Identify the scopes of the following formulas
a) (∀x)(Fx)
b) (∀x)(Fx⊃Gx)
c) (∀x)(Fx)⊃Gx
d) (∃x)(Fx)∧Gx
e) (∃x)(Fx∧Gx)
f) (∀y)(Hy⊃(∃x)(Fx∧Gx))
g) (∀y)((∀x)((∀z)(Hy∧(Fz∧Gx))))
ANSWERS
a) (Fx)
b) (Fx⊃Gx)
c) This is a bit of a trick question, sorry. (∀x)(Fx)⊃Gx has as its main connective the ⊃ so the formula as a whole is not a quantified formula and does not have a scope. However, if our interest is with the quantified formula (∀x)(Fx) which is a subformula of (∀x)(Fx)⊃Gx then it has scope (Fx).
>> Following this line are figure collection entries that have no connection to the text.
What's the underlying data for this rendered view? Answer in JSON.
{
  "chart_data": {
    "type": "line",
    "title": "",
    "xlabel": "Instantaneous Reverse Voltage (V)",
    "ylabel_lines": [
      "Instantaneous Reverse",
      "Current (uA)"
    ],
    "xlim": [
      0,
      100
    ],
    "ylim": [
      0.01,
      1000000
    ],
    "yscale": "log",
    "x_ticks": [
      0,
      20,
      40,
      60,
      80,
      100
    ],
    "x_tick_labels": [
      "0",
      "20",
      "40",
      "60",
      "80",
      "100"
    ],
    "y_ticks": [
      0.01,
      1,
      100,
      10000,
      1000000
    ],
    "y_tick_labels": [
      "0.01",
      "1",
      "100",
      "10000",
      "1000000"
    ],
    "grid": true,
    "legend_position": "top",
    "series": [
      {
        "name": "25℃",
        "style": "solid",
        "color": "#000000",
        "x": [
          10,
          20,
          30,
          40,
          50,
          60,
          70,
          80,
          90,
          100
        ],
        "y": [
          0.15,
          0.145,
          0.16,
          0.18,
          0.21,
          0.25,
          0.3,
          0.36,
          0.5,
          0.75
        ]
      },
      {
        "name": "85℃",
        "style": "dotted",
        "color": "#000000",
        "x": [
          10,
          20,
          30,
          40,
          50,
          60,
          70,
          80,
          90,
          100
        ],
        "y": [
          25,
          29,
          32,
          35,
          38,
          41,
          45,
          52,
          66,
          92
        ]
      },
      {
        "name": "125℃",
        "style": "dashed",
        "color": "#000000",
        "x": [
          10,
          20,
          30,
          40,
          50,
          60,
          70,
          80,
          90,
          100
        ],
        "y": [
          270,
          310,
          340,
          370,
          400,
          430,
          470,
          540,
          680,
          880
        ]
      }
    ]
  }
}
d) This also is a trick. (∃x)(Fx)∧Gxhas as its main connective the ∧ so the formula as a whole is not a quantified formula and does not have a scope. However, if our interest is with the quantified formula (∃x)(Fx) which is a subformula of (∃x)(Fx)∧Gx then it has scope (Fx).
e) (Fx∧Gx)
f) (Hy⊃(∃x)(Fx∧Gx))
g) ((∀x)((∀z)(Hy∧(Fz∧Gx))))
Identify the free and bound occurrences of the variable x in following formulas
a) (∀x)(Fx)
b) (Fx⊃Gx)
c) Fx⊃ (∀x)(Gx)
d) (∀x)(Fx)⊃Gx
e) (∃x)(Fx)∧Gx
f) (∃x)(Fx∧Gx)
ANSWERS
a) (∀x)(Fxbound)
b) (Fxfree⊃Gxfree)
c) Fxfree⊃ (∀x)(Gxbound)
d) (∀x)(Fxbound)⊃Gxfree
e) (∃x)(Fxbound)∧Gxfree
f) (∃x)(Fxbound∧Gxbound)
Derive the following valid arguments
(a) (∀x) (Fx) ∴ Fa
(b) (∀x) (Fx) ∴ Fa∧Fb
(c) Fc,(∀x) (Fx⊃Gx) ∴ Gc
(d) Fa,(∀x) (Fx⊃Gx), (∀x) (Gx⊃Hx) ∴Ha
(e) (∀x) (Fx⊃Gx), (∀x) (Gx⊃Hx) ∴(Fa⊃Ha)